Par Jason
Mathurin

Publié le 05 Avr 2026 à
07:00

Mort de Loana, dettes, droits
d’auteur : comment son héritage et les royalties de Loft Story
seront vraiment partagés après 2026 selon le droit français ?

Quand Loana Petrucciani est morte à 48 ans, le 25 mars 2026 à
Nice,
beaucoup ont repensé à son entrée dans le loft de M6
. Gagnante
de Loft Story, elle avait enchaîné contrats, maison de rêve et
livres à succès avant de finir au RSA, endettée, loin de l’image
d’une gagnante riche à vie.

Depuis l’annonce de son décès, une question revient : que va
devenir le supposé magot des royalties Loft Story
et de ses livres, sans parler de la série Culte qui
revisite cette époque ? La réponse tient moins aux rumeurs qu’au
droit français, qui décide très précisément qui touchera chaque
euro après sa disparition.

Héritage de Loana : la loi désigne une seule héritière

En l’absence de testament connu, l’Article 734 du Code civil
s’applique. Sans conjoint survivant, les enfants héritent de tout
et écartent les autres membres de la famille. Loana a une fille
unique, Mindy, née en 1998. Juridiquement, c’est
donc elle qui reçoit l’ensemble de l’héritage de
Loana : argent, droits, mais aussi dettes.

Le Code de la propriété intellectuelle encadre ensuite la durée
des revenus. L’Article L123-1 prévoit que les droits d’exploitation
d’une œuvre courent pendant l’année civile du décès de l’auteur,
puis 70 années au profit des ayants droit.
Les droits patrimoniaux liés aux livres
et à l’image télé de
Loana pourront donc être transmis jusqu’en 2096, alors que son
droit moral reste, lui, perpétuel.

Royalties de Loana : livres, Loft Story et revenus
audiovisuels

Loana a publié deux autobiographies, dont Elle m’appelait…
Miette, vendue à plus de 100 000 exemplaires. En France, un
auteur touche en général entre 8 % et 12 % du prix de vente hors
taxes sur chaque exemplaire. Même si le gros des ventes est
derrière elle, des réimpressions ou un regain d’intérêt peuvent
encore rapporter quelques centaines ou milliers d’euros par an.

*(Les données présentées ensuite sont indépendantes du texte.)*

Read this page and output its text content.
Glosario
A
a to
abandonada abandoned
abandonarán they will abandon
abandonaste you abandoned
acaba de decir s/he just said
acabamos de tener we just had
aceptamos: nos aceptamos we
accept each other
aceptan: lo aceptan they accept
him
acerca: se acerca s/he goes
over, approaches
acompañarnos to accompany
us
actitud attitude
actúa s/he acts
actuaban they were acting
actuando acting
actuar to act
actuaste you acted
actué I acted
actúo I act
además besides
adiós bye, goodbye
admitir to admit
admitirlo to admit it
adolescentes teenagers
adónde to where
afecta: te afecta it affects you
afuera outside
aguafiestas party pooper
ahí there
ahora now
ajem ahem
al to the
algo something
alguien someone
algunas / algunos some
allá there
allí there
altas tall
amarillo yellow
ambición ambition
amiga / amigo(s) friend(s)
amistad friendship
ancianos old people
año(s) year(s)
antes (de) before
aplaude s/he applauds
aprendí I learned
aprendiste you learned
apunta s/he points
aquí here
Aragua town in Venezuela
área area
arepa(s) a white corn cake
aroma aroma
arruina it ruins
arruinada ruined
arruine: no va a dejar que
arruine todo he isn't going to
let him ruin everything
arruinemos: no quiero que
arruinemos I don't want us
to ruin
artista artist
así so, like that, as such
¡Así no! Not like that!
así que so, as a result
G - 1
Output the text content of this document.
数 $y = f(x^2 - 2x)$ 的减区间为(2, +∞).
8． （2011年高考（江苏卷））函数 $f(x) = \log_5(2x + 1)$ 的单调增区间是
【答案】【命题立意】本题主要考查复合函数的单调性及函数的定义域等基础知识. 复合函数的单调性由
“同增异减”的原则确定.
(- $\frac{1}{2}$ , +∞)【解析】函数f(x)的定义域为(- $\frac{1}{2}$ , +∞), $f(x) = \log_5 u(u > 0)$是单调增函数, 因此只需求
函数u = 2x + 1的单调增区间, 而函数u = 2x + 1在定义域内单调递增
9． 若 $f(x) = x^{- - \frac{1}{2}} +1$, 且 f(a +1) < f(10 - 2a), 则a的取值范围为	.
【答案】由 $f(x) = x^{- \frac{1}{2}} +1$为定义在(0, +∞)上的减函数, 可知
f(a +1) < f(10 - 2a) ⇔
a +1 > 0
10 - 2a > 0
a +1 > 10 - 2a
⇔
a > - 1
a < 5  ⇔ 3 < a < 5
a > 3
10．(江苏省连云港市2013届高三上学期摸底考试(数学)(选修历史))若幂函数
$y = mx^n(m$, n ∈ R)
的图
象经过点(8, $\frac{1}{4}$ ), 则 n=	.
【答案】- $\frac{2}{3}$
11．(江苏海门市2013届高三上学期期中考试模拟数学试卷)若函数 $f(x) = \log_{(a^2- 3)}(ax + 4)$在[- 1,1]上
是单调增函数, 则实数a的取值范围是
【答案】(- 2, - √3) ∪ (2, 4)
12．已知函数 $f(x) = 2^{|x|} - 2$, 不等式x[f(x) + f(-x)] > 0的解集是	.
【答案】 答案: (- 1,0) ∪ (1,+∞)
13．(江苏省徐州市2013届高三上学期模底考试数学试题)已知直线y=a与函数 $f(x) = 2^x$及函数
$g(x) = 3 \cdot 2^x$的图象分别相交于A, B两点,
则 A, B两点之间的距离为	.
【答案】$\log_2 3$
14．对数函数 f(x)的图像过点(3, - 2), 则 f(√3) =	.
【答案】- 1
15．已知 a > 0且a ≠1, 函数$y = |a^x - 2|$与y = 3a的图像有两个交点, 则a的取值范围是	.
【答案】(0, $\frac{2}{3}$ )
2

Côté Loft Story, l’histoire est plus technique. En 2001, les
lofteurs avaient signé des contrats de simples participants, sans
droits de suite. Après des années de procédures, un arrêt de la
Cour de cassation du 3 juin 2009 a rapproché ces contrats de vrais
contrats de travail. Les rediffusions, best of et documentaires
génèrent depuis des droits voisins, collectés puis reversés à la
succession.

Droit à l’image et dettes : un magot
très relatif

Une idée très répandue consiste à croire que la famille pourrait
attaquer n’importe quel média pour violation du droit à l’image de
Loana après sa mort. Or la Cour de cassation rappelle que le droit
à l’image et le droit au respect de la vie privée s’éteignent au
décès. Les proches ne peuvent agir qu’en cas d’atteinte à leur
propre réputation ou à la mémoire de la défunte. Seuls subsistent
les contrats conclus de son vivant et les créances, mais aussi les
dettes, parfois lourdes.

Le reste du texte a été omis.